After watching the video, you should have learned:

1.      Most all icing accidents in the last 30 years have been due to wing stall.

2.      On airplanes certified for icing prior to 2000, buffet was the means of compliance for stall warning in icing and the stall warning system should not be relied upon in icing.


CAVEAT (not in video) – the above is true for new designs.  When the type certificate is amended to add a derivative design, assume the stall warning is not reliable in icing conditions.


3.      The autopilot can be used in icing, but airspeed should be closely monitored and periodically disconnected with significant ice accretions.

4.      Airplanes certified for icing after 1994 have been evaluated for ice contaminated tail stall (ICTS).  If you follow your AFM limitations and procedures, the airplane is not susceptible to ICTS.

5.      Airplane icing certification before 1994 did not include evaluation of susceptibility to ice contaminated tail stall (ICTS).  You should know how to recognize wing versus tail stall and mitigate the potential for ICTS.

6.      For airplane not evaluated for ICTS, in icing conditions, approach and land with flaps less than full if field length permits, increase airspeed, and treat uncommanded motion or control anomalies as a wing stall


CAVEAT (not in video) – there are a number of small airplanes certified prior to 1994 in which the FAA has evaluated their susceptibility to ICTS.  Click here to access a web site that has a link to a list of airplane models for which Airplane Flight Manual (AFM) limitations and procedures in icing (particularly if there is a maximum allowable flap deflection in icing conditions) should be trained and a tailplane stall recovery procedure shall NOT be trained.

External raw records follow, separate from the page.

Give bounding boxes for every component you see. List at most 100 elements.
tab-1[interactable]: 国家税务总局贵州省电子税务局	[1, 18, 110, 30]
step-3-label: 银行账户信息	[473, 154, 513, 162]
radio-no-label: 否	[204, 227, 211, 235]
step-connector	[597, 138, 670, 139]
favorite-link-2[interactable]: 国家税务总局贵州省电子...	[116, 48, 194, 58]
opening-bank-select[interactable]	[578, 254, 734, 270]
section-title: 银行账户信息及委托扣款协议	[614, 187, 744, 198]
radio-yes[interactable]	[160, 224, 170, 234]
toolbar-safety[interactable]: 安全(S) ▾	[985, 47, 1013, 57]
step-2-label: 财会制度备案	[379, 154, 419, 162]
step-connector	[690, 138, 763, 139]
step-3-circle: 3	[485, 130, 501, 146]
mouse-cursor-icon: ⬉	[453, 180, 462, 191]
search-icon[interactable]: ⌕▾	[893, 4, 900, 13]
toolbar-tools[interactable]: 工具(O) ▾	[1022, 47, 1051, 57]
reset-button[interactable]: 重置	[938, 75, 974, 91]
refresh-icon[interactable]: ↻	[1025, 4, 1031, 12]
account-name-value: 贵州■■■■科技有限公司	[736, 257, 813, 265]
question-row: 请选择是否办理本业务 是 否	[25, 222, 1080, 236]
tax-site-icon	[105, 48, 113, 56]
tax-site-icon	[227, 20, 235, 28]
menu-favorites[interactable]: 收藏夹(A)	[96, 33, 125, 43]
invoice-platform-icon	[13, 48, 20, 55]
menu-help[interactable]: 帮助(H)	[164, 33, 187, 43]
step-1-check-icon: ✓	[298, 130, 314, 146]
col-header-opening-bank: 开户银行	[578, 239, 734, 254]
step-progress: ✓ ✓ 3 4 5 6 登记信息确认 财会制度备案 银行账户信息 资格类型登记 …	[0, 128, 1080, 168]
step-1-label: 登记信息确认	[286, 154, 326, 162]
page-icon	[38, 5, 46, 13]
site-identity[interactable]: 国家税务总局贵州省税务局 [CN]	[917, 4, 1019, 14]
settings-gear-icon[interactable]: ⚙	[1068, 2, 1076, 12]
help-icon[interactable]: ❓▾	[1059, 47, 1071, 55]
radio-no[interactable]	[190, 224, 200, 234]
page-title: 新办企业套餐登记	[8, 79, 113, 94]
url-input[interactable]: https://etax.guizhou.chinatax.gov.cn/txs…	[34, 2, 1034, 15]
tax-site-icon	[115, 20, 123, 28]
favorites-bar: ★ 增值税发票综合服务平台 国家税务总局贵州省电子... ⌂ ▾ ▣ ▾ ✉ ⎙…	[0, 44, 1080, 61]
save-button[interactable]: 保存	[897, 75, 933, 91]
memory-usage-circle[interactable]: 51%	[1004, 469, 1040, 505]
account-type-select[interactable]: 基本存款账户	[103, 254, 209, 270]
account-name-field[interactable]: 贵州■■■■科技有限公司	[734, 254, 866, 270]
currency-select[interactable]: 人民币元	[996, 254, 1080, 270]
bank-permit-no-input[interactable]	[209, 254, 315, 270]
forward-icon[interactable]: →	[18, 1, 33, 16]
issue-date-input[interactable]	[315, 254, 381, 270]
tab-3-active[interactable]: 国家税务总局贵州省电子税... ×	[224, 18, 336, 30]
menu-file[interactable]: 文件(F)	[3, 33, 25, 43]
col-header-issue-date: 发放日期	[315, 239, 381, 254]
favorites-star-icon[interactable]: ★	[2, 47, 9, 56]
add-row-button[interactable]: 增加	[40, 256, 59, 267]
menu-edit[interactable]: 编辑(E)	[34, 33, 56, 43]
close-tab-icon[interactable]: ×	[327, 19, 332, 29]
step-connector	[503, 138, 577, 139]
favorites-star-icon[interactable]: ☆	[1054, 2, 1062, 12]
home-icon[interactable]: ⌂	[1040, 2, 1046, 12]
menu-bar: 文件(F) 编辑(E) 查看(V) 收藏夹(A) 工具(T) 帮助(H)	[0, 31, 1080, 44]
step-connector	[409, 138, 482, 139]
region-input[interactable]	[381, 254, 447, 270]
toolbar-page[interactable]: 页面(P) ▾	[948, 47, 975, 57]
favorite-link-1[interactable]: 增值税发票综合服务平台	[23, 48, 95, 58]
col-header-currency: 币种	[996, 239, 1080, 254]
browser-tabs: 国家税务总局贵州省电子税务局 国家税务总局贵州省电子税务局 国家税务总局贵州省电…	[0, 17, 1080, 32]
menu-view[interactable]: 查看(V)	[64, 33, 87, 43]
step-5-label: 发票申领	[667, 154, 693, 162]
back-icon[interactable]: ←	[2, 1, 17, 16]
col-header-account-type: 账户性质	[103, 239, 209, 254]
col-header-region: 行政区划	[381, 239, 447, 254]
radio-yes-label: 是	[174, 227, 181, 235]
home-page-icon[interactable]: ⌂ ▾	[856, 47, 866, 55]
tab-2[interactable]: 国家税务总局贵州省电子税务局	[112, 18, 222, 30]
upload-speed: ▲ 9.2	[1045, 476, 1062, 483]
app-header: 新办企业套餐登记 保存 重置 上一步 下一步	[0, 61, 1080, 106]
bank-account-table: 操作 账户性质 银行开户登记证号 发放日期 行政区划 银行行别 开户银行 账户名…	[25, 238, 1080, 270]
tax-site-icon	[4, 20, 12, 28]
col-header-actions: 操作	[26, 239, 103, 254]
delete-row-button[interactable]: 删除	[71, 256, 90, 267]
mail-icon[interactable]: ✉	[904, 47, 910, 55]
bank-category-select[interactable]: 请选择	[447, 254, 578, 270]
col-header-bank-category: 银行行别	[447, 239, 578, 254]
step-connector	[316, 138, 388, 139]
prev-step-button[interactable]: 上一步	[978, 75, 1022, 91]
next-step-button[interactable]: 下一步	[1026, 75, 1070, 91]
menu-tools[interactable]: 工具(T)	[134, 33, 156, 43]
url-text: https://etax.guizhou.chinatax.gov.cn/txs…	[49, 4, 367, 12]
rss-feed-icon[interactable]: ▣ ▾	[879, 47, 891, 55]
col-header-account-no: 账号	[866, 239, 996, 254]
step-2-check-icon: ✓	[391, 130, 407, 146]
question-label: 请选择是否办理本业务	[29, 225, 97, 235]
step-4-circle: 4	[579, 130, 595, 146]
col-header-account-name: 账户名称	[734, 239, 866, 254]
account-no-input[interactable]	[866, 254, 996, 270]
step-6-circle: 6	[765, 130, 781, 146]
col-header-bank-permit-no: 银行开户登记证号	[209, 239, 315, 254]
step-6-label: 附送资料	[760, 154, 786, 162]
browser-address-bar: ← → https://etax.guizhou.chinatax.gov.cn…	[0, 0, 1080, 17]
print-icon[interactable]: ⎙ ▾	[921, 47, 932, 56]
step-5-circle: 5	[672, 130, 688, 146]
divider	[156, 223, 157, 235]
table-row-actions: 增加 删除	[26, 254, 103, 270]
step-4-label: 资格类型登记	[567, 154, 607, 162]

7.      Small airplanes certified for icing before 1973 were not required to be tested in icing conditions, and their ice protections systems were not required to be analyzed to demonstrate their capability.

8.      There are no certification requirements for airplanes not certified for icing to show their capability to exit inadvertent icing.

9.      Airplanes certified to the latest icing standards have not been certified to fly in freezing drizzle or freezing rain and you should have learned how to avoid these conditions.